I went strawberry picking....look....

Although I am the very proud owner of 2 healthy and fruit yielding strawberry plants, the 2 strawberries a day I'm get from them at the mo, while they make me puff out my chest a bit with green fingered (HA) joy, don't satisfy my summer fruit requirement. 

I simple can't help it. For 7 months of the year our local fruit choices are apples, apples or well nothing. And then the sun is supposed to come out and make everything ripe and shiny but it doesn't because this is Scotland we're talking about here and things like that rarely go to plan so add another 2 months of promised fruit with no actual fruit and me being stroppy about living in a grey, wet cloud.

But fiiiinallllly, now that it's NEARLY AUGUST, the sun, well it's not exactly out, it's kind of teasing us and reminding us of it's existence without letting us get too excited while all London folk complain amount how stinkin' hot and humid it is...waahwaaah. SHH.

So anyway it was time, steaming hot day or no steaming hot day, for our annual trip to the lovely local Pick Your Own. We're lucky in Fife, there are many to choose from, it's berry country after all, but I couldn't not go back to the one we went to last has CHERRIES (for me) and DIGGERS (for Mr Love and Cake).

I left with my basket was full of berries, my head was full of baking notions and now my cake tin is full of cheesecake. And what a cheesecake. I think, according to Nige anyway, that what makes a New York Cheesecake a New York Cheesecake is that it's like and fluffy and eeeever so slightly leans towards an airy baked egg custard rather that being one of those rich, fudgey, claggy ones. I have love for both but the lightness goes best with summer I think, or the hope of it at least. With Love and Cake.

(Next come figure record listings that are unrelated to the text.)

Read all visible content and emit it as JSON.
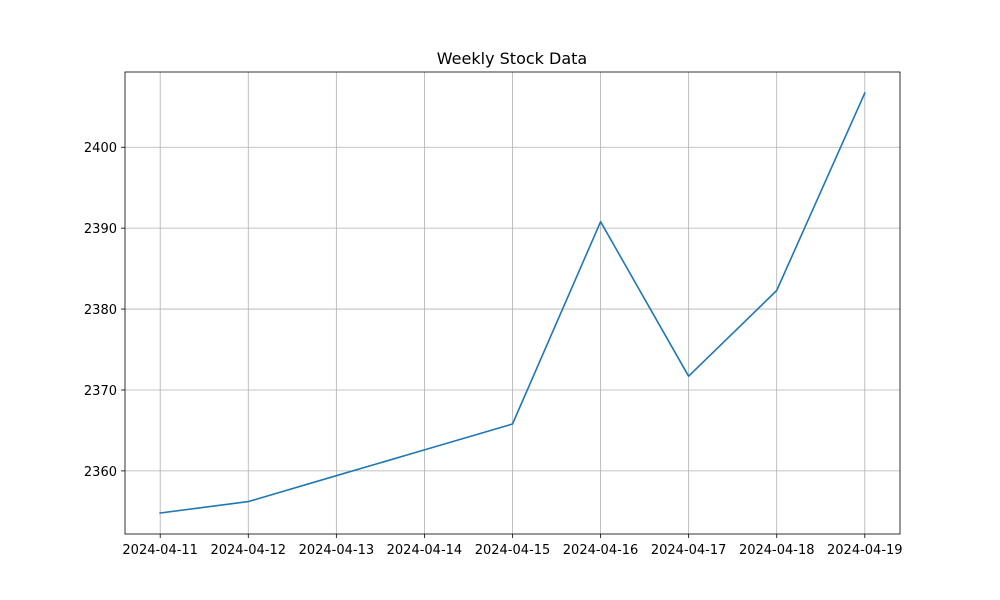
{
  "chart_data": {
    "type": "line",
    "title": "Weekly Stock Data",
    "xlabel": "",
    "ylabel": "",
    "x": [
      "2024-04-11",
      "2024-04-12",
      "2024-04-13",
      "2024-04-14",
      "2024-04-15",
      "2024-04-16",
      "2024-04-17",
      "2024-04-18",
      "2024-04-19"
    ],
    "series": [
      {
        "values": [
          2354.8,
          2356.2,
          2359.4,
          2362.6,
          2365.8,
          2390.8,
          2371.7,
          2382.3,
          2406.7
        ],
        "color": "#1f77b4"
      }
    ],
    "ylim": [
      2352.2,
      2409.3
    ],
    "yticks": [
      2360,
      2370,
      2380,
      2390,
      2400
    ],
    "grid": true,
    "legend": "none"
  }
}
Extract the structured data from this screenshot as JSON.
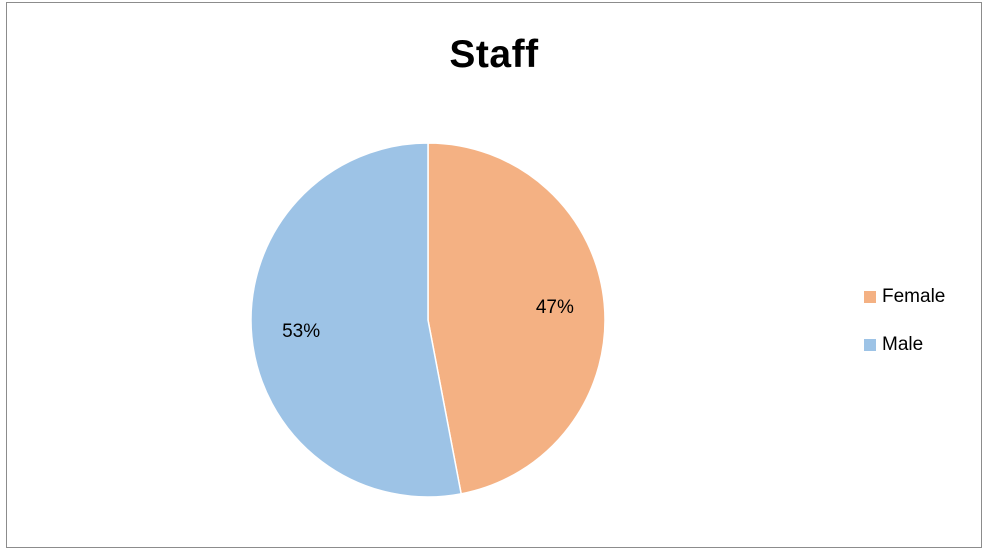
{
  "chart_data": {
    "type": "pie",
    "title": "Staff",
    "slices": [
      {
        "name": "Female",
        "value": 47,
        "label": "47%",
        "color": "#F4B183"
      },
      {
        "name": "Male",
        "value": 53,
        "label": "53%",
        "color": "#9DC3E6"
      }
    ],
    "start_angle": "12 o'clock",
    "direction": "clockwise",
    "legend": {
      "placement": "right",
      "items": [
        {
          "label": "Female",
          "color": "#F4B183"
        },
        {
          "label": "Male",
          "color": "#9DC3E6"
        }
      ]
    }
  }
}
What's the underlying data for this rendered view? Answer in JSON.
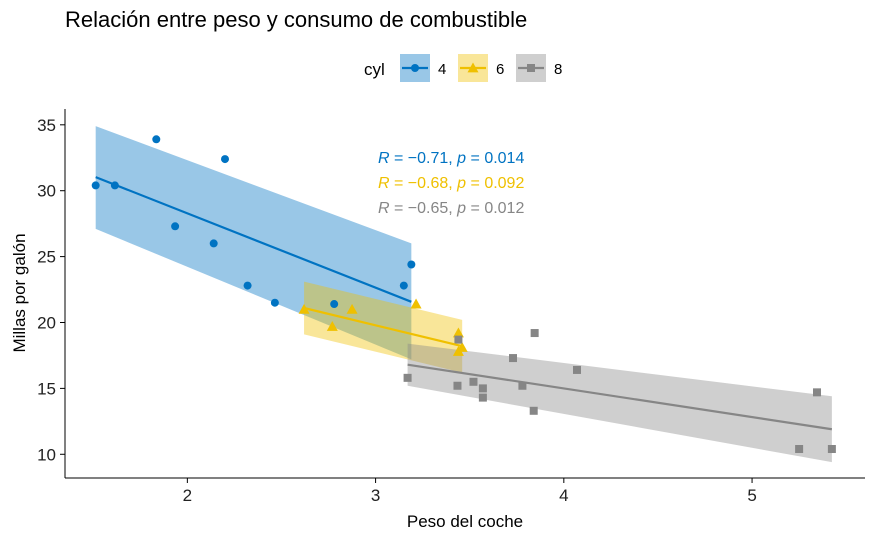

New York Cheesecake with Strawberries.
From Nigella's How to be a Domestic Goddess.

A few notes:

  • Didn't go strawberry picking? No probs...leave your cake topless (ooooo) or sub in some other berries.
  • With this many biscuits to crush, you'll save yourself a lot of bother by crushing them in a food processor. It isn't the end of the world if this isn't an option for you though...double bag them, bashbashbashbash with a rolling pin and think of all the extra calories you can replace with cake.
Makes one mighty hefty cake
You will need

For the cake

1x23cm loose bottomed or spring sided cake tin, greased

250g digestive biscuits, crushed
150g butter, melted
225g caster sugar + 3 extra tbsps
2 tbsp cornflour
750g cream cheese
6 eggs, separated
2 tsp vanilla extract
150ml double cream 
150ml sour cream
pinch salt
zest of 1 lemon

For the berries
350g strawberries, halved or quartered
75g icing sugar 
2 tsp cornflour 
a few drops of red food colouring (optional)

  • So lets bake a cheesecake. First for the base you need to mix the crushed biscuits with the melted butter and the 3 tablespoons of caster sugar.
  • Press the sandy mixture evenly into the bottom of your cake tin and leave to set in the fridge while you get on with the filling.
  • Preheat your oven to 170°c.
  • In your largest bowl combine the 225g caster sugar and cornflour.
  • Then beat in the cream cheese, egg yolks and vanilla, either with an electric hand whisk or with a wooden spoon (more calories burned).
  • Add the double and sour cream while continuing to beat and finally get the salt and lemon in there.
  • In a separate clean bowl and with a clean whisk, whisk the egg whites so they form stiff peaks and fold them gently, a bit at a time, into the cream cheese mixture.
  • Set your cake tin onto a baking sheet in case of leaks and pour the cheesecake mixture over the biscuit base.
  • Bake the cake, still sat on the baking sheet, for 1 hour, at which point check that it's brown on top and that there's only a hint of wobble want some, just not too much. If there's too much wobble (nobody wants too much wobble) bake the cake for another 15 minutes and check again. 
  • When you're satisfied that the wobble is just hinted at, turn the oven off but leave the cake inside with the door shut until completely cool. If other people use your oven maybe put a MASSIVE note somewhere so they know not to absent mindedly turn it on a ruin your hard, calorie burning work.
  • While the cake is cooking and cooling you can get on with the berries.
  • Combine the strawberries with the icing sugar and let them stand for at least half an hour, I left mine overnight.
  • Then drain the liquid off, saving the lovely ruby juice.
  • Pop the juice into a little saucepan and add the cornflour and food colouring if you want extra rubyness.
  • Heat the juice gently so that it thickens and becomes syrupy, then remove from the heat and leave to cool completely.
  • Mix the cold syrup back into the strawberries and they're ready to spoon over your ready and waiting cheesecake. 
  • You made a cheesecake...BRING ME SOME.